Valencia Basket es líder de la Euroliga y si ya Marc nos trajo la crónica del partido, nuestro seguidor de Partizan, Bernat nos trae su visión propia de un partido que supone el liderato de los valencianos.

Si cuando empezó este 2025 se le hubiera preguntado a la afición taronja si veía a Valencia Basket líder de la Euroliga al término del año, pocos lo habrían creído. Pero lo que está construyendo Valencia es el resultado de un trabajo de años: confianza en un proyecto sólido, liderazgo de uno de los mejores entrenadores del baloncesto español como Pedro Martínez y una apuesta decidida de Juan Roig por posicionar la ciudad no solo como referencia deportiva, sino también como gran sede de eventos, con el espectacular Roig Arena como eje central de ese crecimiento.

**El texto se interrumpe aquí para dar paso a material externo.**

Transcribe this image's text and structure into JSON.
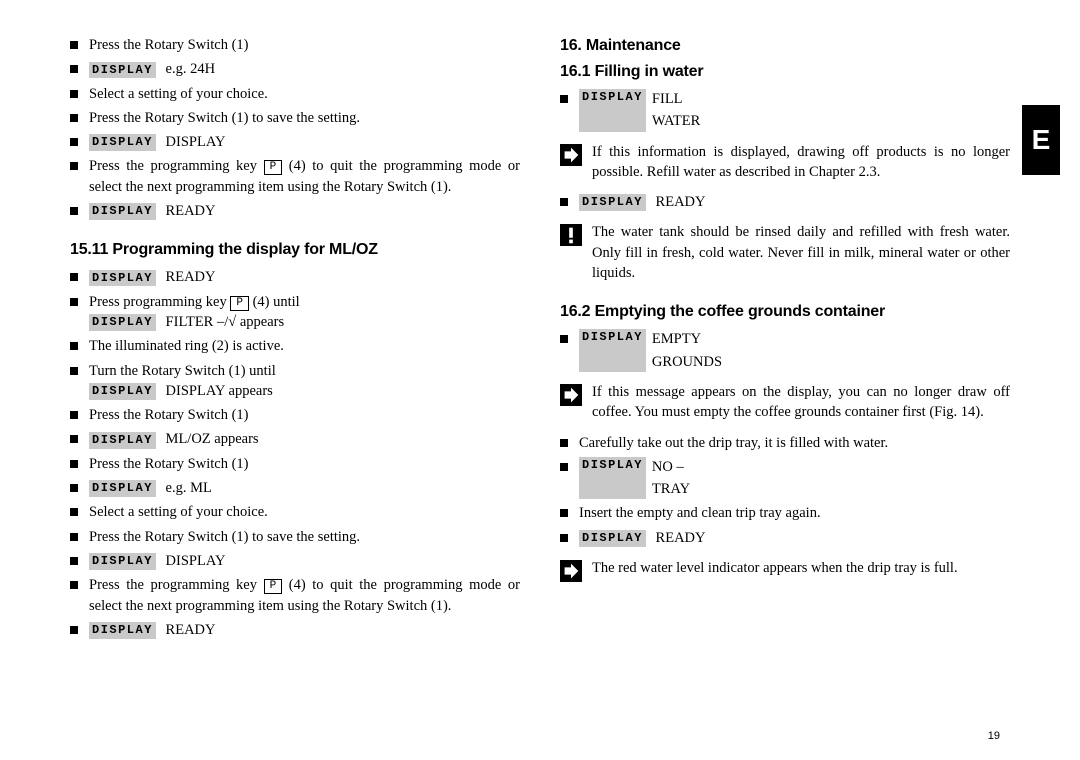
{
  "tab_letter": "E",
  "page_number": "19",
  "display_label": "DISPLAY",
  "pkey_label": "P",
  "left": {
    "items_top": [
      "Press the Rotary Switch (1)",
      {
        "display": true,
        "text": "e.g. 24H"
      },
      "Select a setting of your choice.",
      "Press the Rotary Switch (1) to save the setting.",
      {
        "display": true,
        "text": "DISPLAY"
      },
      {
        "pkey": true,
        "before": "Press the programming key ",
        "after": " (4) to quit the programming mode or select the next programming item using the Rotary Switch (1)."
      },
      {
        "display": true,
        "text": "READY"
      }
    ],
    "heading_1511": "15.11 Programming the display for ML/OZ",
    "items_1511": [
      {
        "display": true,
        "text": "READY"
      },
      {
        "pkey_line": true,
        "l1_before": "Press programming key ",
        "l1_after": " (4) until",
        "l2_display": true,
        "l2_text": "FILTER –/√ appears"
      },
      "The illuminated ring (2) is active.",
      {
        "two_line": true,
        "l1": "Turn the Rotary Switch (1) until",
        "l2_display": true,
        "l2_text": "DISPLAY appears"
      },
      "Press the Rotary Switch (1)",
      {
        "display": true,
        "text": "ML/OZ appears"
      },
      "Press the Rotary Switch (1)",
      {
        "display": true,
        "text": "e.g. ML"
      },
      "Select a setting of your choice.",
      "Press the Rotary Switch (1) to save the setting.",
      {
        "display": true,
        "text": "DISPLAY"
      },
      {
        "pkey": true,
        "before": "Press the programming key ",
        "after": " (4) to quit the programming mode or select the next programming item using the Rotary Switch (1)."
      },
      {
        "display": true,
        "text": "READY"
      }
    ]
  },
  "right": {
    "heading_16": "16. Maintenance",
    "heading_161": "16.1 Filling in water",
    "items_161a": [
      {
        "display": true,
        "multiline": [
          "FILL",
          "WATER"
        ]
      }
    ],
    "note_161a": "If this information is displayed, drawing off products is no longer possible. Refill water as described in Chapter 2.3.",
    "items_161b": [
      {
        "display": true,
        "text": "READY"
      }
    ],
    "warn_161": "The water tank should be rinsed daily and refilled with fresh water. Only fill in fresh, cold water. Never fill in milk, mineral water or other liquids.",
    "heading_162": "16.2 Emptying the coffee grounds container",
    "items_162a": [
      {
        "display": true,
        "multiline": [
          "EMPTY",
          "GROUNDS"
        ]
      }
    ],
    "note_162a": "If this message appears on the display, you can no longer draw off coffee. You must empty the coffee grounds container first (Fig. 14).",
    "items_162b": [
      "Carefully take out the drip tray, it is filled with water.",
      {
        "display": true,
        "multiline": [
          "NO –",
          "TRAY"
        ]
      },
      "Insert the empty and clean trip tray again.",
      {
        "display": true,
        "text": "READY"
      }
    ],
    "note_162b": "The red water level indicator appears when the drip tray is full."
  }
}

Conviene repetirlo: Valencia Basket termina el año como líder de la Euroliga, empatado con su archienemigo en las semifinales de la EuroCup pasada, el Hapoel Tel Aviv.

Todo ello tras una jornada 19 que enfrentaba a los taronja con el Partizan de Joan Peñarroya. El encuentro comenzó de manera sorprendente, con superioridad del conjunto serbio gracias a la inspiración de Sterling Brown y a un incansable Isaac Bonga, que acabaría siendo el jugador más importante del equipo belgradense.

Valencia fue entrando poco a poco en el partido desde el trabajo: el impacto de Jaime Pradilla en ambos lados de la cancha, la anotación a cuentagotas pero constante de Badio, la fiabilidad habitual de Reuvers y un Darius Thompson que elevó su nivel en la segunda mitad, equilibraron el encuentro ante el buen acierto exterior del conjunto de Peñarroya.

El Partizan ofrecía una imagen totalmente distinta a la de jornadas anteriores: mucho más sólido en defensa, compartiendo mejor el balón y compitiendo con personalidad. Una clara mejoría de los serbios que, sin embargo, fue diluyéndose conforme avanzaba el partido.

La defensa de Valencia —especialmente la de Kameron Taylor— terminó por secar al recién llegado Cameron Payne. Nick Calathes, sin anotar, asumió el peso creativo y lideró a los suyos con 6 asistencias, pero no fue suficiente ante el empuje final del conjunto local, con un Jean Montero decisivo y un Jaime Pradilla dominante en los minutos finales.

El resultado (86–73) refleja la fortaleza del líder, pero también deja señales positivas para un Partizan que, por fin, empieza a mostrar el camino de la reconstrucción.